[Image: “Mini Hoop / Toss (Santa Monica, California),” by John E. Simpson. (Photo shared here under a Creative Commons License; for more information, see this page at RAMH.)]
From whiskey river:
Yes, and the luminous and shocking beauty of the everyday is something I try to remain alert to, if only as an antidote to the chronic cynicism and disenchantment that seems to surround everything, these days. It tells me that, despite how debased or corrupt we are told humanity is and how degraded the world has become, it just keeps on being beautiful. It can’t help it.
(Nick Cave [source])
…and:
Ours is essentially a tragic age, so we refuse to take it tragically. The cataclysm has happened, we are among the ruins, we start to build up new little habitats, to have new little hopes. It is rather hard work: there is now no smooth road into the future: but we go round, or scramble over the obstacles. We’ve got to live, no matter how many skies have fallen.
(D. H. Lawrence [source])
Not from whiskey river:
#80: You’d like to believe people are good and charitable. You’d like to believe in what they used to call the Progress of Man. You’d like to believe you yourself matter in some lasting way, even to people you have never met — people you never could have met. You’d like to believe you’ll get through today without a single disappointment, without a single near-miss heart-stopping scare, without a single perversion of your intentions, without a single interruption even…
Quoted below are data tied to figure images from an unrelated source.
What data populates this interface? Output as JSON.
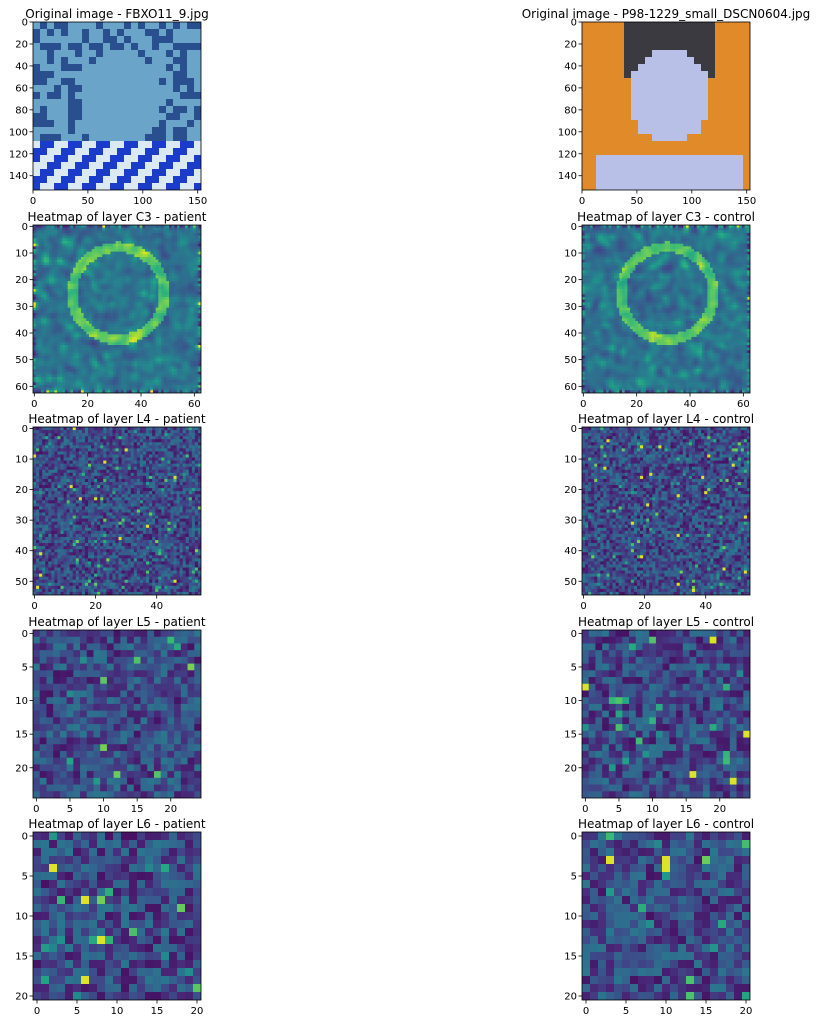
{
  "figure": {
    "colormap": "viridis",
    "background": "#ffffff"
  },
  "chart_data": [
    {
      "type": "heatmap",
      "title": "Original image - FBXO11_9.jpg",
      "image_kind": "photo",
      "photo_palette": [
        "#6aa4c8",
        "#2a4f8f",
        "#dbe9f2",
        "#1a3cc8"
      ],
      "xlim": [
        0,
        153
      ],
      "ylim": [
        153,
        0
      ],
      "xticks": [
        0,
        50,
        100,
        150
      ],
      "yticks": [
        0,
        20,
        40,
        60,
        80,
        100,
        120,
        140
      ]
    },
    {
      "type": "heatmap",
      "title": "Original image - P98-1229_small_DSCN0604.jpg",
      "image_kind": "photo",
      "photo_palette": [
        "#e08a2a",
        "#b8c0e8",
        "#3a3a40",
        "#f5b060"
      ],
      "xlim": [
        0,
        153
      ],
      "ylim": [
        153,
        0
      ],
      "xticks": [
        0,
        50,
        100,
        150
      ],
      "yticks": [
        0,
        20,
        40,
        60,
        80,
        100,
        120,
        140
      ]
    },
    {
      "type": "heatmap",
      "title": "Heatmap of layer C3 - patient",
      "grid_size": 63,
      "smooth": true,
      "seed": 11,
      "xticks": [
        0,
        20,
        40,
        60
      ],
      "yticks": [
        0,
        10,
        20,
        30,
        40,
        50,
        60
      ]
    },
    {
      "type": "heatmap",
      "title": "Heatmap of layer C3 - control",
      "grid_size": 63,
      "smooth": true,
      "seed": 23,
      "xticks": [
        0,
        20,
        40,
        60
      ],
      "yticks": [
        0,
        10,
        20,
        30,
        40,
        50,
        60
      ]
    },
    {
      "type": "heatmap",
      "title": "Heatmap of layer L4 - patient",
      "grid_size": 55,
      "smooth": false,
      "seed": 37,
      "xticks": [
        0,
        20,
        40
      ],
      "yticks": [
        0,
        10,
        20,
        30,
        40,
        50
      ]
    },
    {
      "type": "heatmap",
      "title": "Heatmap of layer L4 - control",
      "grid_size": 55,
      "smooth": false,
      "seed": 41,
      "xticks": [
        0,
        20,
        40
      ],
      "yticks": [
        0,
        10,
        20,
        30,
        40,
        50
      ]
    },
    {
      "type": "heatmap",
      "title": "Heatmap of layer L5 - patient",
      "grid_size": 25,
      "smooth": false,
      "seed": 53,
      "xticks": [
        0,
        5,
        10,
        15,
        20
      ],
      "yticks": [
        0,
        5,
        10,
        15,
        20
      ]
    },
    {
      "type": "heatmap",
      "title": "Heatmap of layer L5 - control",
      "grid_size": 25,
      "smooth": false,
      "seed": 59,
      "xticks": [
        0,
        5,
        10,
        15,
        20
      ],
      "yticks": [
        0,
        5,
        10,
        15,
        20
      ]
    },
    {
      "type": "heatmap",
      "title": "Heatmap of layer L6 - patient",
      "grid_size": 21,
      "smooth": false,
      "seed": 67,
      "xticks": [
        0,
        5,
        10,
        15,
        20
      ],
      "yticks": [
        0,
        5,
        10,
        15,
        20
      ]
    },
    {
      "type": "heatmap",
      "title": "Heatmap of layer L6 - control",
      "grid_size": 21,
      "smooth": false,
      "seed": 71,
      "xticks": [
        0,
        5,
        10,
        15,
        20
      ],
      "yticks": [
        0,
        5,
        10,
        15,
        20
      ]
    }
  ]
}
And then the evening comes, and you look back. And you realize, the one feature of your everyday life which never ever annoys you in the slightest, the one saving grace, the one scrap of flotsam to which you always and ever happily cling, is this: not any of the things you believe in, but belief itself.
The more you think about this odd assertion, the truer it seems. Finally you smile, and you drift off to sleep, believing anew.